Martirologio serbo:
15 Giugno
COMMEMORAZIONE DEI
NEOMARTIRI DELLA TERRA SERBA[1]
Il presente testo è una traduzione tratta dalla rivista The Orthodox Word. La versione inglese è riscontrabile nel sito: http://www.fr-d-serfes.org/orthodox/serbianmartyrs.htm
Non esiste maggiore testimonianza del totale amore di Dio in Cristo per il potere del Santo Spirito, che l’amore puro e incondizionato che un cristiano ha per il suo prossimo e per tutta la creazione di Dio. L’amore di Dio attraverso un fratello si esprime più pienamente nel servizio umile e sincero agli altri, e specialmente nell’arte di sacrificarsi per il prossimo. Deporre la propria vita per l’aiuto e la promozione di un’altra persona è la vetta di ciò che significa seguire Gesù Cristo, essere un figlio della luce e un amico degli uomini. La testimonianza cristiana di deporre la propria vita martirio, dalla parola greca “martyria” che letteralmente significa “testimonianza” – è ciò che il nostro Salvatore ha compiuto per la vita del mondo (Gv 6, 51), poiché Gesù Cristo non era un mero mortale, e la sua morte sulla Croce è stata più grande di qualsiasi altra morte sacrificale nella storia del mondo. Gesù era il Dio-uomo, veramente Dio in forma umana, e perciò il suo sacrificio sulla Croce esibì e dimostrò l’amore sovrabbondante di Dio stesso per la propria creazione. Dio infatti ha tanto amato il mondo da dare il suo Figlio unigenito, perché chiunque crede in lui non muoia, ma abbia la vita eterna. (Gv 3, 16) Nello stesso modo, come ogni cristiano ortodosso crede, sono gli emulatori di questo sacrificio di Gesù – i gloriosi martiri – che sono stati sempre considerati i protettori della Fede, poiché in tutti i secoli hanno custodito la nostra Fede integra e pura da ogni contaminazione del diavolo. E ogni Chiesa ortodossa locale che ha nella sua storia resoconti di martirio può giustamente essere considerata benedetta da Dio e anche giustificata ai suoi occhi.

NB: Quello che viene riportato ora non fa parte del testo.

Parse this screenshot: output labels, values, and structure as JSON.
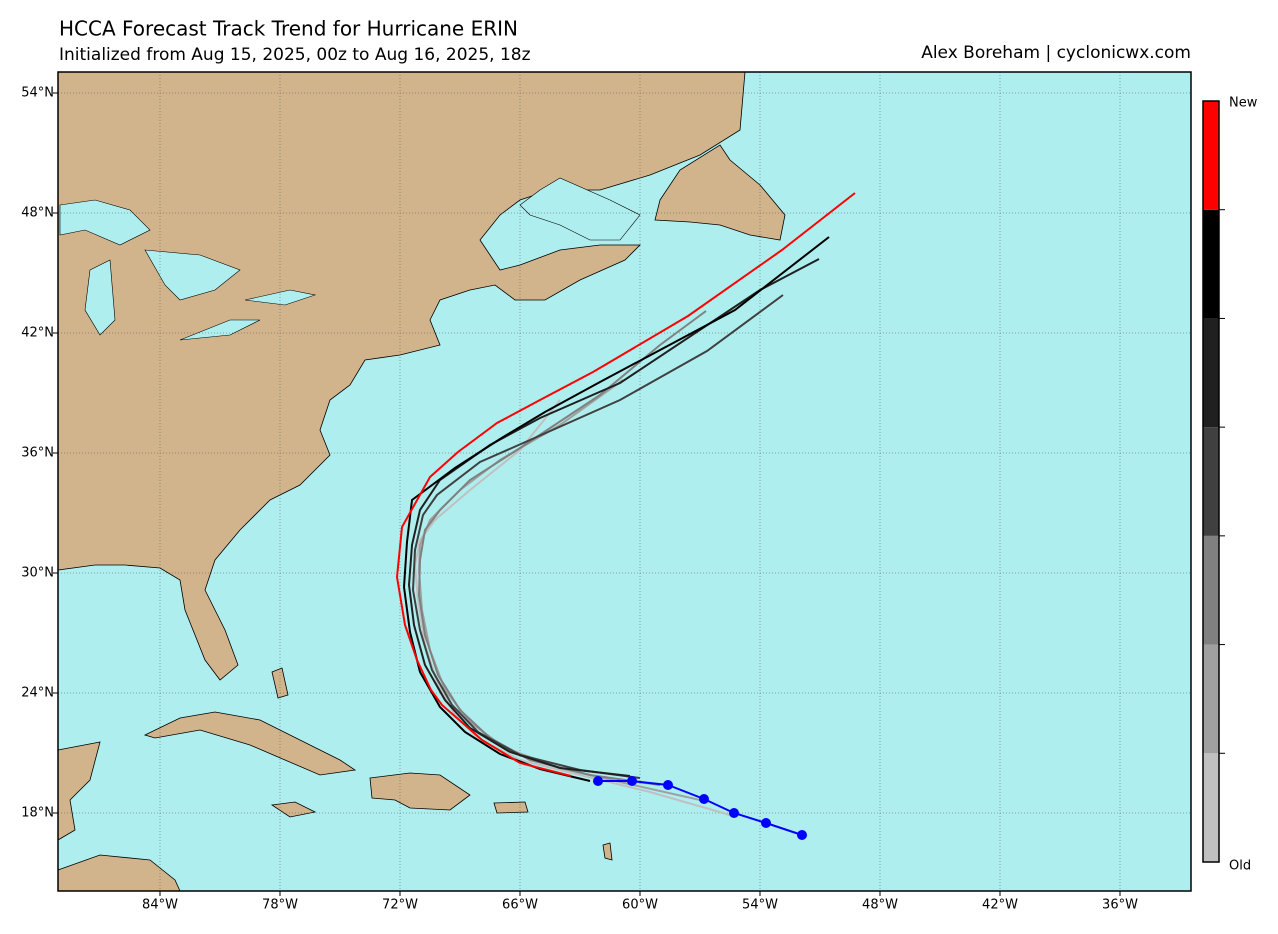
{
  "map": {
    "title": "HCCA Forecast Track Trend for Hurricane ERIN",
    "subtitle": "Initialized from Aug 15, 2025, 00z to Aug 16, 2025, 18z",
    "credit": "Alex Boreham | cyclonicwx.com",
    "xlim": [
      -89.1,
      -32.45
    ],
    "ylim": [
      14.1,
      55.05
    ],
    "xticks": [
      {
        "value": -84,
        "label": "84°W"
      },
      {
        "value": -78,
        "label": "78°W"
      },
      {
        "value": -72,
        "label": "72°W"
      },
      {
        "value": -66,
        "label": "66°W"
      },
      {
        "value": -60,
        "label": "60°W"
      },
      {
        "value": -54,
        "label": "54°W"
      },
      {
        "value": -48,
        "label": "48°W"
      },
      {
        "value": -42,
        "label": "42°W"
      },
      {
        "value": -36,
        "label": "36°W"
      }
    ],
    "yticks": [
      {
        "value": 18,
        "label": "18°N"
      },
      {
        "value": 24,
        "label": "24°N"
      },
      {
        "value": 30,
        "label": "30°N"
      },
      {
        "value": 36,
        "label": "36°N"
      },
      {
        "value": 42,
        "label": "42°N"
      },
      {
        "value": 48,
        "label": "48°N"
      },
      {
        "value": 54,
        "label": "54°N"
      }
    ],
    "grid": true,
    "tracks": [
      {
        "color": "#c0c0c0",
        "lon": [
          -55.5,
          -59.5,
          -63.0,
          -66.0,
          -68.0,
          -69.25,
          -70.1,
          -70.75,
          -71.1,
          -71.25,
          -71.0,
          -70.25,
          -68.5,
          -66.0,
          -64.0
        ],
        "lat": [
          17.9,
          19.05,
          19.9,
          20.65,
          21.65,
          22.9,
          24.4,
          26.4,
          28.65,
          30.4,
          31.65,
          32.65,
          34.15,
          36.15,
          38.65
        ]
      },
      {
        "color": "#a0a0a0",
        "lon": [
          -57.0,
          -61.0,
          -64.0,
          -66.75,
          -68.5,
          -69.75,
          -70.5,
          -70.9,
          -71.05,
          -71.0,
          -70.5,
          -69.0,
          -67.0,
          -64.0,
          -60.85
        ],
        "lat": [
          18.65,
          19.55,
          20.25,
          21.25,
          22.55,
          24.15,
          26.15,
          28.15,
          30.15,
          31.4,
          32.65,
          34.15,
          35.65,
          37.4,
          39.65
        ]
      },
      {
        "color": "#808080",
        "lon": [
          -59.0,
          -62.5,
          -65.5,
          -67.5,
          -69.0,
          -70.1,
          -70.75,
          -71.05,
          -71.0,
          -70.75,
          -70.0,
          -68.5,
          -66.0,
          -62.0,
          -59.0,
          -56.7
        ],
        "lat": [
          19.4,
          19.9,
          20.65,
          21.75,
          23.15,
          24.9,
          26.9,
          28.9,
          30.65,
          32.15,
          33.15,
          34.65,
          36.25,
          38.9,
          41.4,
          43.1
        ]
      },
      {
        "color": "#404040",
        "lon": [
          -60.0,
          -63.0,
          -66.0,
          -68.1,
          -69.4,
          -70.4,
          -71.0,
          -71.35,
          -71.25,
          -70.85,
          -70.15,
          -68.0,
          -65.5,
          -61.0,
          -56.65,
          -52.85
        ],
        "lat": [
          19.75,
          20.15,
          20.9,
          22.05,
          23.4,
          25.15,
          27.15,
          29.15,
          31.15,
          32.9,
          33.9,
          35.55,
          36.65,
          38.65,
          41.1,
          43.9
        ]
      },
      {
        "color": "#202020",
        "lon": [
          -60.5,
          -64.0,
          -66.5,
          -68.5,
          -69.75,
          -70.75,
          -71.3,
          -71.55,
          -71.4,
          -71.0,
          -70.0,
          -67.5,
          -65.0,
          -61.0,
          -54.0,
          -51.05
        ],
        "lat": [
          19.85,
          20.25,
          21.05,
          22.25,
          23.65,
          25.4,
          27.4,
          29.4,
          31.4,
          33.15,
          34.65,
          36.4,
          37.75,
          39.5,
          44.15,
          45.7
        ]
      },
      {
        "color": "#000000",
        "lon": [
          -62.5,
          -65.0,
          -67.0,
          -68.75,
          -70.0,
          -71.0,
          -71.5,
          -71.8,
          -71.65,
          -71.4,
          -69.25,
          -67.0,
          -64.75,
          -62.0,
          -55.25,
          -50.55
        ],
        "lat": [
          19.6,
          20.2,
          20.95,
          22.05,
          23.3,
          25.05,
          27.05,
          29.3,
          31.55,
          33.65,
          35.25,
          36.7,
          38.05,
          39.55,
          43.15,
          46.8
        ]
      },
      {
        "color": "#ff0000",
        "lon": [
          -63.45,
          -66.0,
          -67.9,
          -69.9,
          -70.45,
          -71.15,
          -71.75,
          -72.15,
          -71.9,
          -70.5,
          -69.1,
          -67.15,
          -65.0,
          -62.35,
          -57.6,
          -52.9,
          -49.25
        ],
        "lat": [
          19.85,
          20.5,
          21.65,
          23.4,
          24.15,
          25.65,
          27.4,
          29.8,
          32.3,
          34.8,
          36.05,
          37.5,
          38.65,
          40.05,
          42.85,
          46.15,
          49.0
        ]
      }
    ],
    "observed": {
      "color": "#0000ff",
      "lon": [
        -51.9,
        -53.7,
        -55.3,
        -56.8,
        -58.6,
        -60.4,
        -62.1
      ],
      "lat": [
        16.9,
        17.5,
        18.0,
        18.7,
        19.4,
        19.6,
        19.6
      ]
    },
    "colorbar": {
      "top_label": "New",
      "bottom_label": "Old"
    }
  }
}
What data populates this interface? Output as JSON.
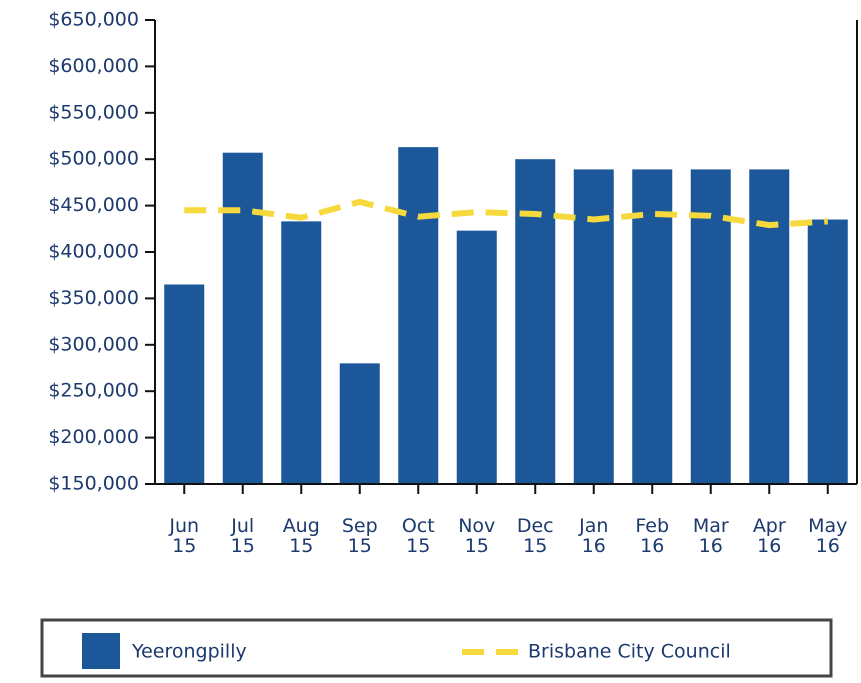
{
  "chart_data": {
    "type": "bar_line",
    "categories": [
      "Jun 15",
      "Jul 15",
      "Aug 15",
      "Sep 15",
      "Oct 15",
      "Nov 15",
      "Dec 15",
      "Jan 16",
      "Feb 16",
      "Mar 16",
      "Apr 16",
      "May 16"
    ],
    "series": [
      {
        "name": "Yeerongpilly",
        "type": "bar",
        "color": "#1b5799",
        "values": [
          365000,
          507000,
          433000,
          280000,
          513000,
          423000,
          500000,
          489000,
          489000,
          489000,
          489000,
          435000
        ]
      },
      {
        "name": "Brisbane City Council",
        "type": "line",
        "color": "#f6d93c",
        "values": [
          445000,
          445000,
          437000,
          454000,
          438000,
          443000,
          441000,
          435000,
          441000,
          439000,
          429000,
          433000
        ]
      }
    ],
    "ylim": [
      150000,
      650000
    ],
    "yticks": [
      {
        "value": 150000,
        "label": "$150,000"
      },
      {
        "value": 200000,
        "label": "$200,000"
      },
      {
        "value": 250000,
        "label": "$250,000"
      },
      {
        "value": 300000,
        "label": "$300,000"
      },
      {
        "value": 350000,
        "label": "$350,000"
      },
      {
        "value": 400000,
        "label": "$400,000"
      },
      {
        "value": 450000,
        "label": "$450,000"
      },
      {
        "value": 500000,
        "label": "$500,000"
      },
      {
        "value": 550000,
        "label": "$550,000"
      },
      {
        "value": 600000,
        "label": "$600,000"
      },
      {
        "value": 650000,
        "label": "$650,000"
      }
    ],
    "grid": false
  }
}
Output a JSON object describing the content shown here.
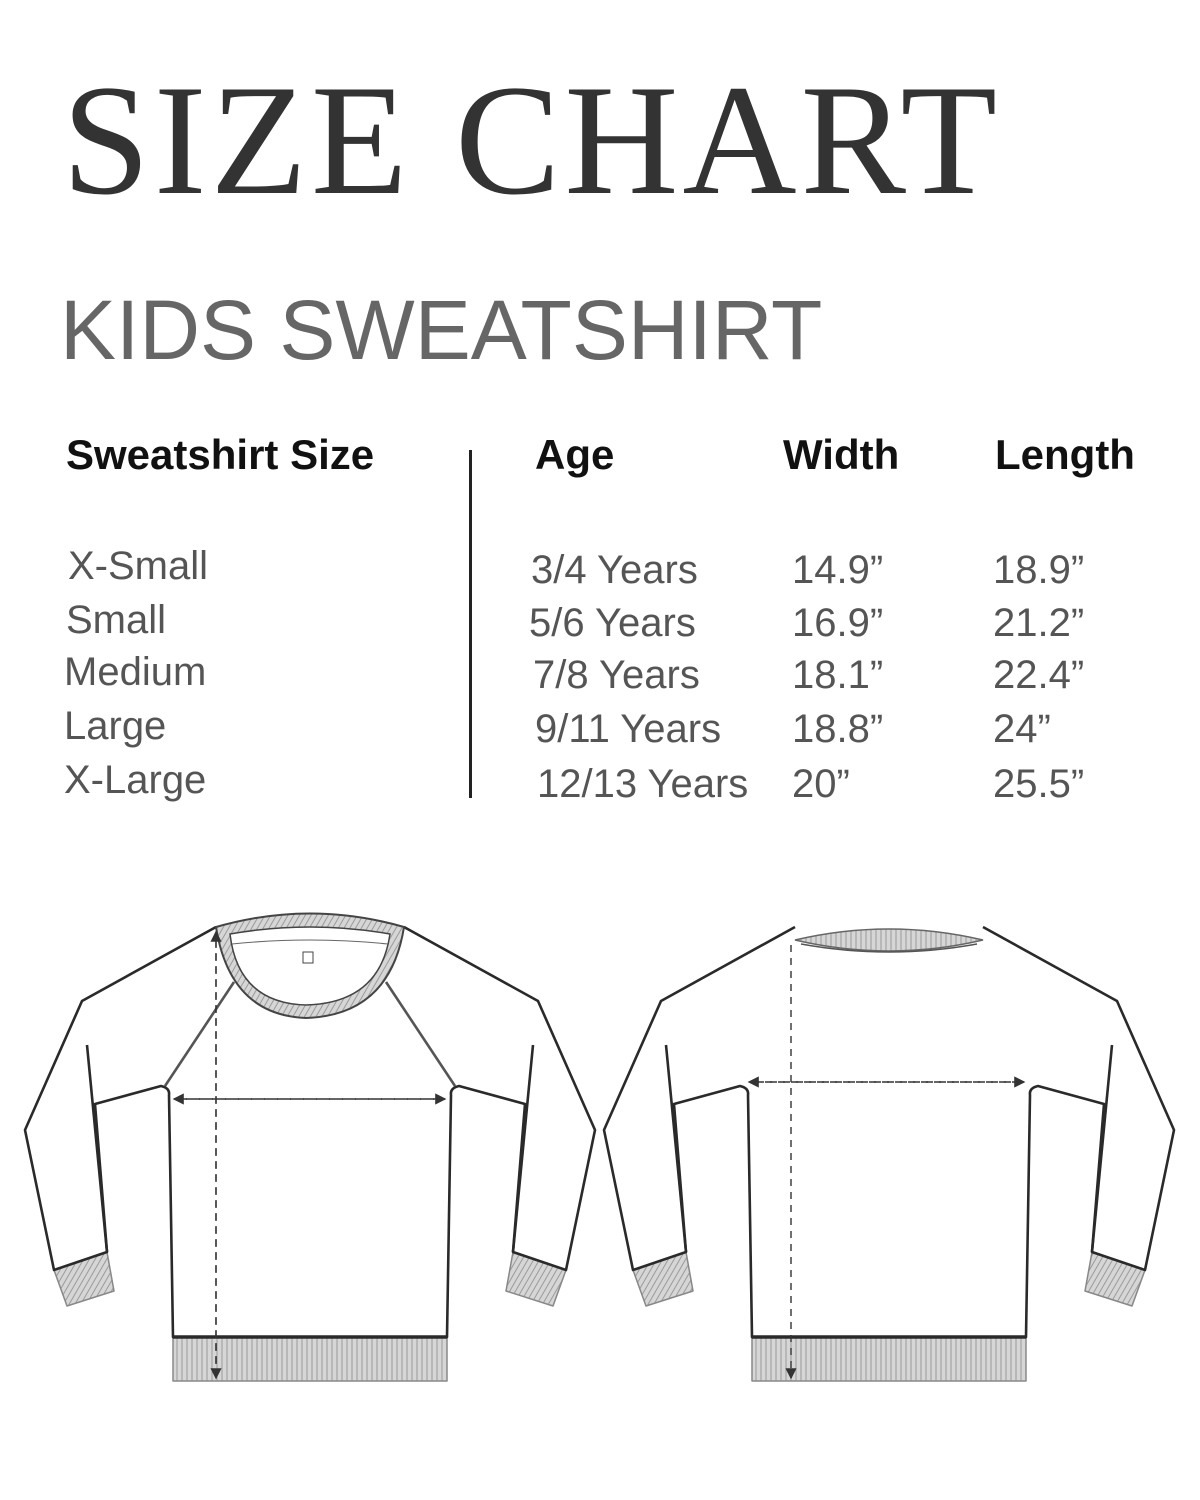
{
  "title": "SIZE CHART",
  "subtitle": "KIDS SWEATSHIRT",
  "table": {
    "headers": [
      "Sweatshirt Size",
      "Age",
      "Width",
      "Length"
    ],
    "rows": [
      {
        "size": "X-Small",
        "age": "3/4 Years",
        "width": "14.9”",
        "length": "18.9”"
      },
      {
        "size": "Small",
        "age": "5/6 Years",
        "width": "16.9”",
        "length": "21.2”"
      },
      {
        "size": "Medium",
        "age": "7/8 Years",
        "width": "18.1”",
        "length": "22.4”"
      },
      {
        "size": "Large",
        "age": "9/11 Years",
        "width": "18.8”",
        "length": "24”"
      },
      {
        "size": "X-Large",
        "age": "12/13 Years",
        "width": "20”",
        "length": "25.5”"
      }
    ]
  },
  "diagrams": {
    "front": "sweatshirt-front-icon",
    "back": "sweatshirt-back-icon",
    "rib_color": "#c8c8c8",
    "outline_color": "#2a2a2a"
  }
}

Riguardo a questa prova e testimonianza della Fede sacrificale di Cristo il Signore, la Chiesa Ortodossa Serba rimane agli occhi del Signore e dell’intero mondo cristiano la più preziosa e bella! Fin da quando il cristianesimo fu introdotto nei Balcani tra i serbi, la persecuzione e la resistenza al potere di Cristo hanno sempre alzato le loro orride teste. È sufficiente uno sguardo alle vite dei Santi serbi per rendersene conto. I nemici dei pii ortodossi serbi li hanno perseguitati senza sosta in tutti i secoli. Hanno attaccato i loro patriarchi, vescovi, preti, monaci e pii fedeli, massacrandoli, impiccandoli e impalandoli, e allo stesso tempo saccheggiando e devastando molte chiese, scuole e monasteri ortodossi serbi. Alla fine del sedicesimo secolo, i turchi impiccarono il patriarca dei serbi Jovan (Kantul), poiché questi sosteneva un movimento di liberazione nazionale; il Vescovo Teodoro di Vrshac fu scorticato vivo nel 1595 per la stessa ragione. Durante i giorni oscuri di Sinan Pasha, i turchi bruciarono le sante reliquie di San Sava I sulla collina di Vrachar, un orrendo crimine religioso e politico commesso contro l’intero popolo ortodosso serbo. Nella seconda metà del diciassettesimo secolo il Patriarca Gabriele fu strangolato a morte dai turchi per avere stabilito legami con la Chiesa ortodossa di Russia. All’inizio del diciottesimo secolo la Chiesa Ortodossa Serba della Dalmazia, che a quel tempo era sotto il dominio della Repubblica di Venezia, soffrì amare persecuzioni per la propria fede ortodossa, che sosteneva il loro desiderio di diritti nazionali. Due figure di spicco – l’Abate Isaia del monastero di Dragovic e Padre Peter Jagodic-Kuridza del villaggio di Biovice (Dalmazia) – furono imprigionati e torturati per oltre quarant’anni. Nessuno dei due, tuttavia, volle abbandonare la Fede ortodossa né la fedeltà nazionale al Regno ortodosso di Serbia.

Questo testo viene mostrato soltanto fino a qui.